Merhaba.Yüksek frekansın bir yıldırımla nasıl kısmen de oluşabileceğini basit bir benzetme ile açıklamaya çalışayım isterseniz.Bulutlarda biriken + ve - yüklerini,bir kondansatörün karşıt plakaları arasında hazır bekleyen + ve –
Elektrik yüklerine kolayca benzetmemiz çok da yanlış olmaz sanırım.Bu kondansatörün bir bobin üzerine doğrudan etkileşimiyle salınımlar,bu sönümlenmelerle belirli frekanslarda olan bir ac. elektrik yine elde edilebilir.
Bunun en bilinen uygulaması bir MOSFET’le anahtarlanarak sürülen SMPS’lerdir.220 VAC voltajıyla doğrultularak elektrolitik rezervuar kondansatörde hazır bekleyen (Yıldırımı oluşturmak için bulutlarda bekleyen + ve – yüklere doğrudan da benzeterek) dc.elektrik yükleri (310 v.dc.'deki),MOSFET’le anahtarlandığında,asıl mosfet entegresinden gelen PWM sinyali ile tam olarak sürülerek,SMPS trafosunun birincil (Primer) sargılarında ac. akımının yine ayni frekansla oluşabilmesini sağlamış olur.Zaten mosfetten evvel bir osilatör enetegresiyla (555 gibi) bu osilasyon sağlanıp,primerden geçen ve çoklu sekonder sarım uçlarından çıkan akımın bu niteliği deü,ac. ve yüksek frekanslı (26 khz. gibi) olur.Yani akımın ac. olması kondansatör-bobin etkileşimini önceden sağlayan küçük bir entegreyle,çıkıştaki akımın yüksek frekanslı olması da,MOSFET’in bu akımı anahtarlama (Açma-kapama) hızıyla,bu doğru orantısıyla belirlenir.
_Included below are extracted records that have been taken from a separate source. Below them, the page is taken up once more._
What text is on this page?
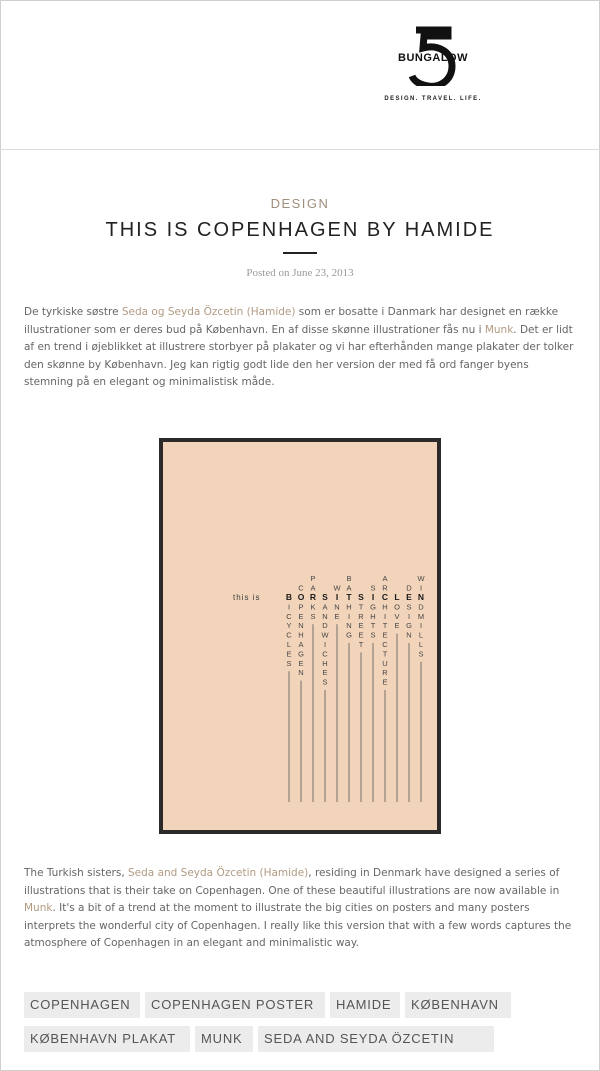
BUNGALOW
DESIGN. TRAVEL. LIFE.
DESIGN
THIS IS COPENHAGEN BY HAMIDE
Posted on June 23, 2013

De tyrkiske søstre Seda og Seyda Özcetin (Hamide) som er bosatte i Danmark har designet en række illustrationer som er deres bud på København. En af disse skønne illustrationer fås nu i Munk. Det er lidt af en trend i øjeblikket at illustrere storbyer på plakater og vi har efterhånden mange plakater der tolker den skønne by København. Jeg kan rigtig godt lide den her version der med få ord fanger byens stemning på en elegant og minimalistisk måde.

this is	B
I
C
Y
C
L
E
S
C
O
P
E
N
H
A
G
E
N
P
A
R
K
S
S
A
N
D
W
I
C
H
E
S
W
I
N
E
B
A
T
H
I
N
G
S
T
R
E
E
T
S
I
G
H
T
S
A
R
C
H
I
T
E
C
T
U
R
E
L
O
V
E
D
E
S
I
G
N
W
I
N
D
M
I
L
L
S

The Turkish sisters, Seda and Seyda Özcetin (Hamide), residing in Denmark have designed a series of illustrations that is their take on Copenhagen. One of these beautiful illustrations are now available in Munk. It's a bit of a trend at the moment to illustrate the big cities on posters and many posters interprets the wonderful city of Copenhagen. I really like this version that with a few words captures the atmosphere of Copenhagen in an elegant and minimalistic way.

COPENHAGEN	COPENHAGEN POSTER	HAMIDE	KØBENHAVN
KØBENHAVN PLAKAT	MUNK	SEDA AND SEYDA ÖZCETIN
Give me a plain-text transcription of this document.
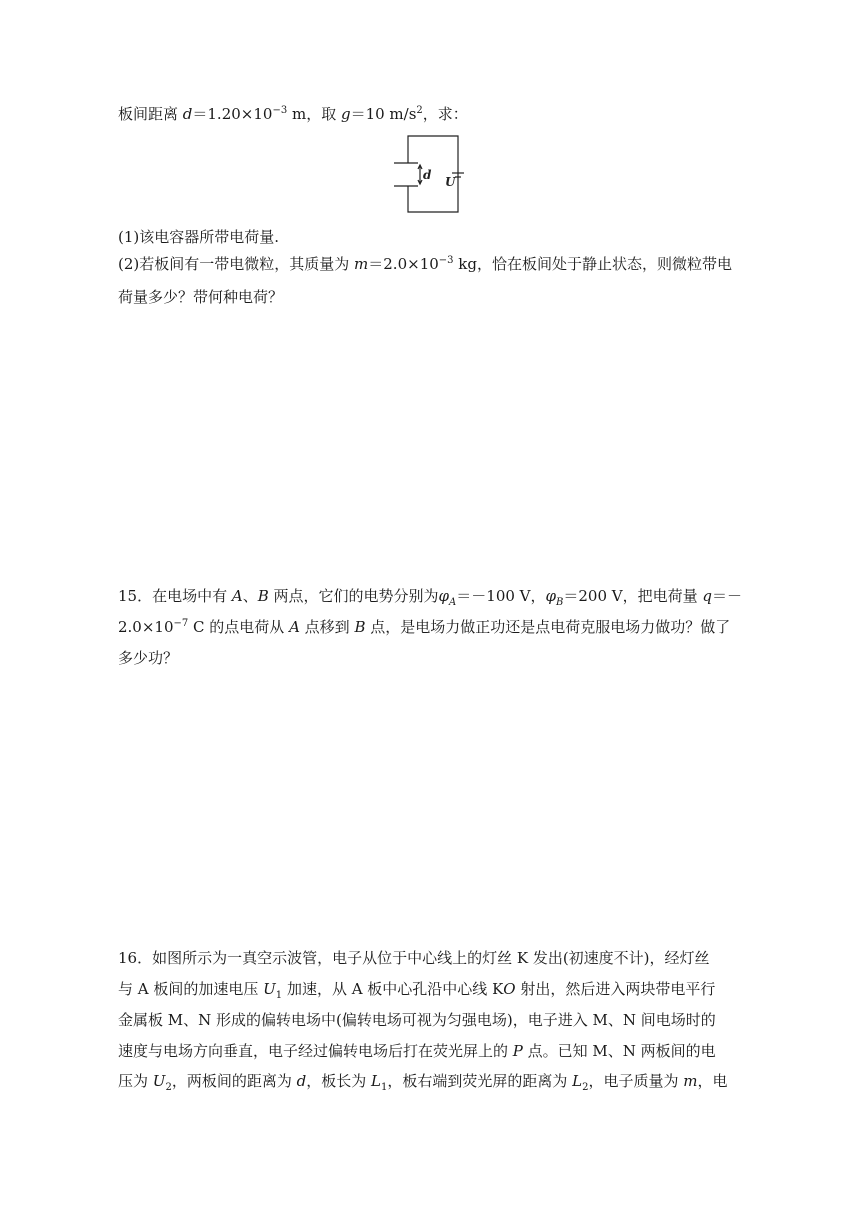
板间距离 $d=1.20\times 10^{-3}$ m，取 g＝10 $m/s^2$，求：
d U
(1)该电容器所带电荷量.
(2)若板间有一带电微粒，其质量为 $m=2.0\times 10^{-3}$ kg，恰在板间处于静止状态，则微粒带电
荷量多少？带何种电荷？
15．在电场中有 A、B 两点，它们的电势分别为$\varphi_A=-100$ V，$\varphi_B=200$ V，把电荷量 q＝－
$2.0\times 10^{-7}$ C 的点电荷从 A 点移到 B 点，是电场力做正功还是点电荷克服电场力做功？做了
多少功？
16．如图所示为一真空示波管，电子从位于中心线上的灯丝 K 发出(初速度不计)，经灯丝
与 A 板间的加速电压 $U_1$ 加速，从 A 板中心孔沿中心线 KO 射出，然后进入两块带电平行
金属板 M、N 形成的偏转电场中(偏转电场可视为匀强电场)，电子进入 M、N 间电场时的
速度与电场方向垂直，电子经过偏转电场后打在荧光屏上的 P 点。已知 M、N 两板间的电
压为 $U_2$，两板间的距离为 d，板长为 $L_1$，板右端到荧光屏的距离为 $L_2$，电子质量为 m，电
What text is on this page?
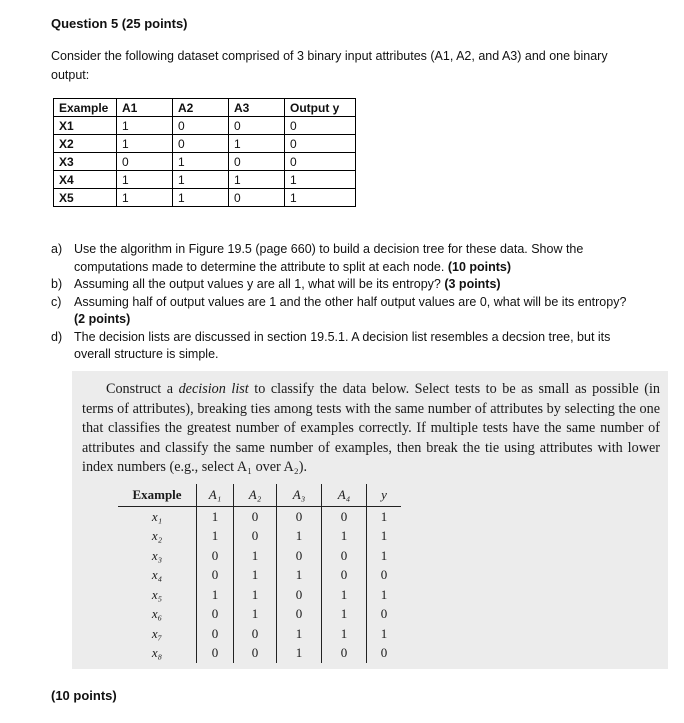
Question 5 (25 points)
Consider the following dataset comprised of 3 binary input attributes (A1, A2, and A3) and one binary output:
Example	A1	A2	A3	Output y
X1	1	0	0	0
X2	1	0	1	0
X3	0	1	0	0
X4	1	1	1	1
X5	1	1	0	1
a) Use the algorithm in Figure 19.5 (page 660) to build a decision tree for these data. Show the computations made to determine the attribute to split at each node. (10 points)
b) Assuming all the output values y are all 1, what will be its entropy? (3 points)
c) Assuming half of output values are 1 and the other half output values are 0, what will be its entropy? (2 points)
d) The decision lists are discussed in section 19.5.1. A decision list resembles a decsion tree, but its overall structure is simple.
Construct a decision list to classify the data below. Select tests to be as small as possible (in terms of attributes), breaking ties among tests with the same number of attributes by selecting the one that classifies the greatest number of examples correctly. If multiple tests have the same number of attributes and classify the same number of examples, then break the tie using attributes with lower index numbers (e.g., select A₁ over A₂).
Example	A₁	A₂	A₃	A₄	y
x₁	1	0	0	0	1
x₂	1	0	1	1	1
x₃	0	1	0	0	1
x₄	0	1	1	0	0
x₅	1	1	0	1	1
x₆	0	1	0	1	0
x₇	0	0	1	1	1
x₈	0	0	1	0	0
(10 points)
Bildiğimiz gibi ayni otomobillerdeki ateşleme bobininin çalışma prensibiyle çalışan bir rumkorf bobininde (Otomobillerde platinle,rumkorf bobininde ise bir devre kesiciyle bu anahtarlama sağlanır) dc. elektrik girişinde bir kondansatör (Devre kesicideki küçük değerli,meme oluşmasını ve parazitik etkiyi önleyenin dışında bir başkası bulunmadığından),anahtarlanma sonucunda sekonder ve primer sargılarda oluşan akımın niteliği de sadece kesik ve darbeli olan bir dc. akımı şeklindedir.Zaten bir deşarj lambasındaki anot ve katotdan birinde olan elektrik boşalımından da bu açıkça bellidir.Yani anahtarlama neticesinde sekonderde oluşacak bu akımın niteliği,geride rezervuar şeklinde bekleyen elektrolitik bir kondansatör tarafından sağlanıp tam olarak da şekillendirilmektedir,doğru ve mantıklı şekliyle de eğer düşünürsek.
İşte yıldırımın deşarjı sırasında da,ayni smps trafosundaki bu etkileşimdeki gibi,osilasyon oluşturabilecek türden imkanlar kısmen de olsa ortaya çıkmışsa,kısmen de olsa yüksek frekanslı ve çok yüksek voltajlı salınımlar çok kısa süreliğine de olsa yine doğabilir.Bu benzetimle bunu anlatmaya da çalıştım aslına bakarsanız.Kolay gelsin.